Tidak disyariatkan agar mengucapkannya dengan suara atau mengulang-ulangnya. Niat dengan suara dapat mengganggu. Jika seseorang meyakininya sebagai agama dan beribadah kepada Allah Subhanahu wata’ala harus dengan ucapan maka dia telah berbuat bid’ah. Hal itu karena Rasulullah Shallallahu ‘alaihi wasallam dan para Shahabat tidak menyuarakan niat secara mutlak. Dan tidak terdapat satu riwayatpun dari mereka tentang hal tersebut. Jika saja hal itu disyariatkan maka Rasulullah shallallahu ‘alaihi wasallam pasti sudah menjelaskannya. Juga tidak perlu melafazkan niat karena Allah Subhanahu wata’ala sudah mengetahuinya. [Majmu’ Ar-Rasaail Al-Kubra (1/234)]
Catatan Tambahan:
Syaikhul Islam Ibnu Taimiyah berkata: “Jika seseorang berbicara dengan lisannya hal itu berbeda dengan apa yang diniatkan dalam hatinya maka yang dianggap adalah apa yang diniatkan dalam hati bukan yang diucapkan. Jika ia mengucapkan dengan lisannya dan tidak berniat dalam hatinya maka hal tersebut tidak boleh menurut ijma’ulama. Karena niat adalah jenis dari maksud dan keinginan”.

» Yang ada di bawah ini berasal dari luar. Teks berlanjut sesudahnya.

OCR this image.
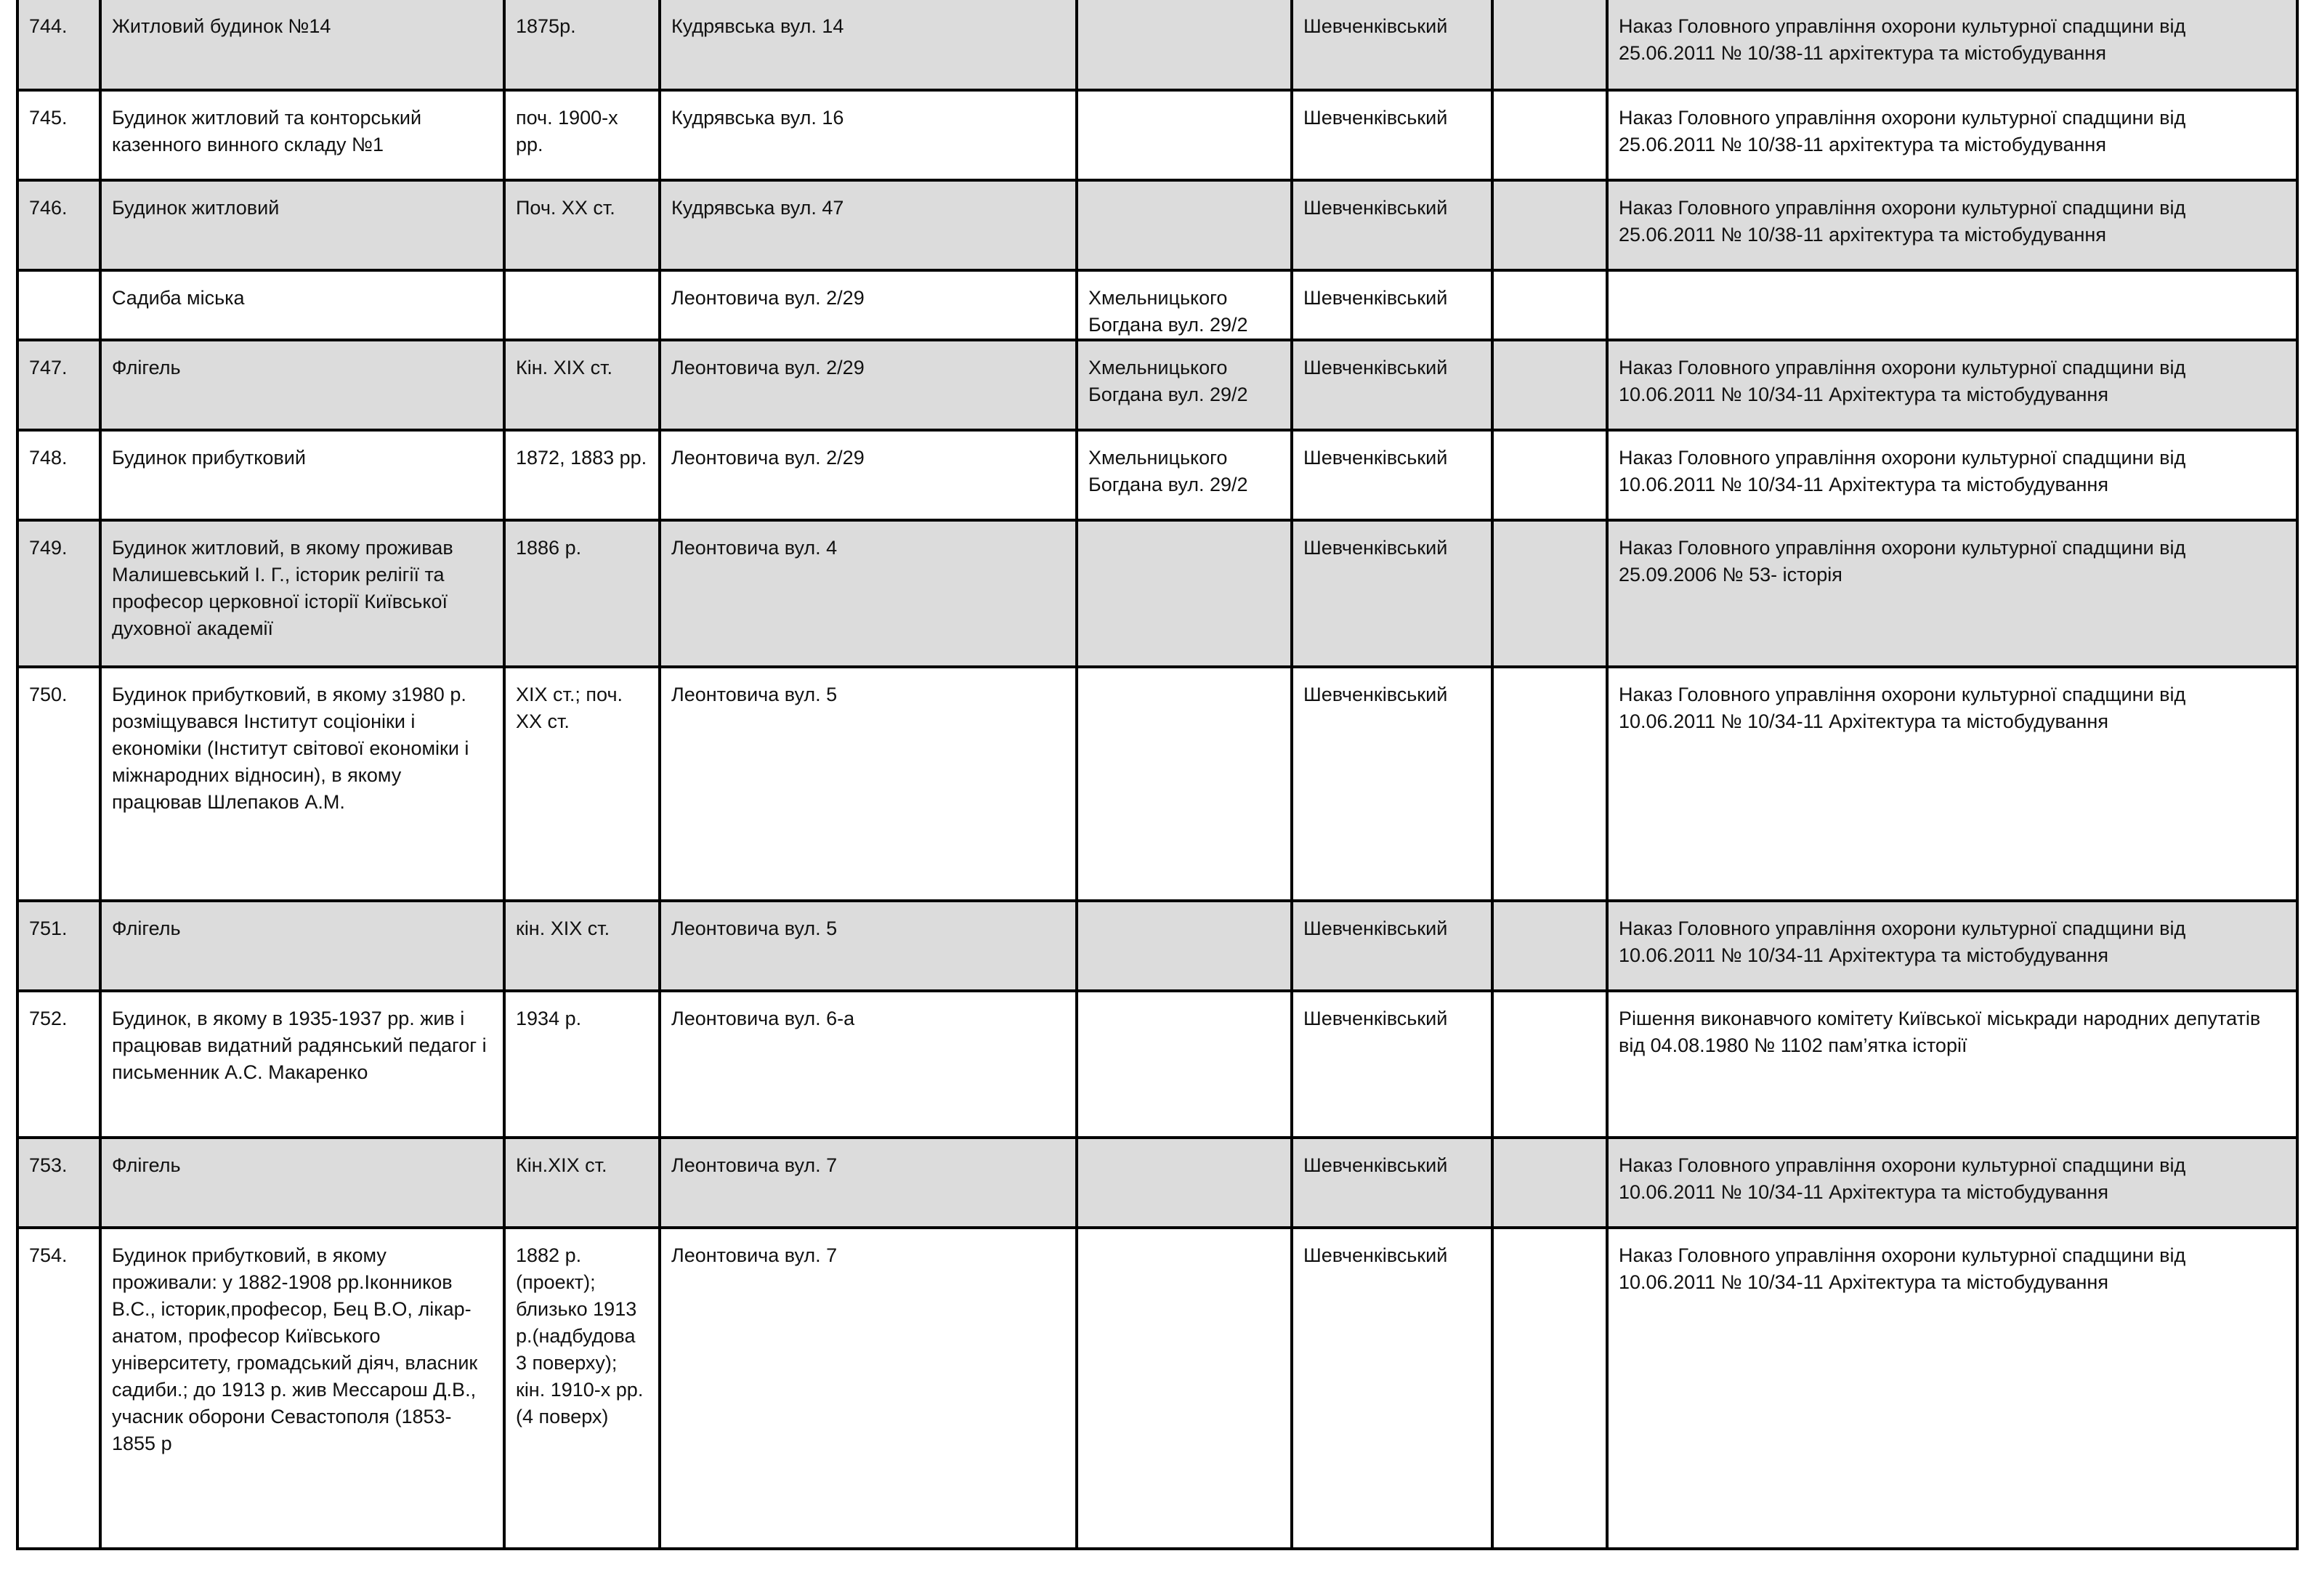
744.	Житловий будинок №14	1875р.	Кудрявська вул. 14		Шевченківський		Наказ Головного управління охорони культурної спадщини від 25.06.2011 № 10/38-11 архітектура та містобудування
745.	Будинок житловий та конторський казенного винного складу №1	поч. 1900-х рр.	Кудрявська вул. 16		Шевченківський		Наказ Головного управління охорони культурної спадщини від 25.06.2011 № 10/38-11 архітектура та містобудування
746.	Будинок житловий	Поч. ХХ ст.	Кудрявська вул. 47		Шевченківський		Наказ Головного управління охорони культурної спадщини від 25.06.2011 № 10/38-11 архітектура та містобудування
	Садиба міська		Леонтовича вул. 2/29	Хмельницького Богдана вул. 29/2	Шевченківський		
747.	Флігель	Кін. ХІХ ст.	Леонтовича вул. 2/29	Хмельницького Богдана вул. 29/2	Шевченківський		Наказ Головного управління охорони культурної спадщини від 10.06.2011 № 10/34-11 Архітектура та містобудування
748.	Будинок прибутковий	1872, 1883 рр.	Леонтовича вул. 2/29	Хмельницького Богдана вул. 29/2	Шевченківський		Наказ Головного управління охорони культурної спадщини від 10.06.2011 № 10/34-11 Архітектура та містобудування
749.	Будинок житловий, в якому проживав Малишевський І. Г., історик релігії та професор церковної історії Київської духовної академії	1886 р.	Леонтовича вул. 4		Шевченківський		Наказ Головного управління охорони культурної спадщини від 25.09.2006 № 53- історія
750.	Будинок прибутковий, в якому з1980 р. розміщувався Інститут соціоніки і економіки (Інститут світової економіки і міжнародних відносин), в якому працював Шлепаков А.М.	ХІХ ст.; поч. ХХ ст.	Леонтовича вул. 5		Шевченківський		Наказ Головного управління охорони культурної спадщини від 10.06.2011 № 10/34-11 Архітектура та містобудування
751.	Флігель	кін. ХІХ ст.	Леонтовича вул. 5		Шевченківський		Наказ Головного управління охорони культурної спадщини від 10.06.2011 № 10/34-11 Архітектура та містобудування
752.	Будинок, в якому в 1935-1937 рр. жив і працював видатний радянський педагог і письменник А.С. Макаренко	1934 р.	Леонтовича вул. 6-а		Шевченківський		Рішення виконавчого комітету Київської міськради народних депутатів від 04.08.1980 № 1102 пам’ятка історії
753.	Флігель	Кін.ХІХ ст.	Леонтовича вул. 7		Шевченківський		Наказ Головного управління охорони культурної спадщини від 10.06.2011 № 10/34-11 Архітектура та містобудування
754.	Будинок прибутковий, в якому проживали: у 1882-1908 рр.Іконников В.С., історик,професор, Бец В.О, лікар-анатом, професор Київського університету, громадський діяч, власник садиби.; до 1913 р. жив Мессарош Д.В., учасник оборони Севастополя (1853-1855 р	1882 р.(проект); близько 1913 р.(надбудова 3 поверху); кін. 1910-х рр.(4 поверх)	Леонтовича вул. 7		Шевченківський		Наказ Головного управління охорони культурної спадщини від 10.06.2011 № 10/34-11 Архітектура та містобудування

Jika seseorang memiliki hadas lebih dari satu seperti kencing, buang air besar dan tidur, kemudian dia berniat untuk menghilangkan salah satu hadas saja maka semua hadas tersebut secara otomatis ikut hilang. Karena hadas adalah suatu sifat saja walaupun sebabnya bermacam-macam. [Zadul Ma’ad (1/196), Ighatsah al-Lahfan (1/134), Badaai’ al-Fawaaid (3/186), Al-Furu’ (1/111) danAsy-Syarhu Al-Mumti’ (1/159)
Yang lebih utama agar seseorang melakukan wudhu dengan niat yang mutlak. Tanpa melihat perbedaan ulama dalam menggunakan sebagian niat untuk semuanya. Diantara bentuk niat tersebut adalah: berniat menghilangkan hadas, niat bersuci karena diwajibkan, niat berwudhu karena disunnahkan atau niat berwudhu untuk memperbarui wudhu karena hal itu disunnahkan. [Al-Majmu’ (1/385) dan Asy-Syarhu Al-Mumti’ (1/165)]
Sekian penjelasan singkat urutan wudhu yang benat menurut As-sunnah. Semoga bermanfaat untuk kita semua.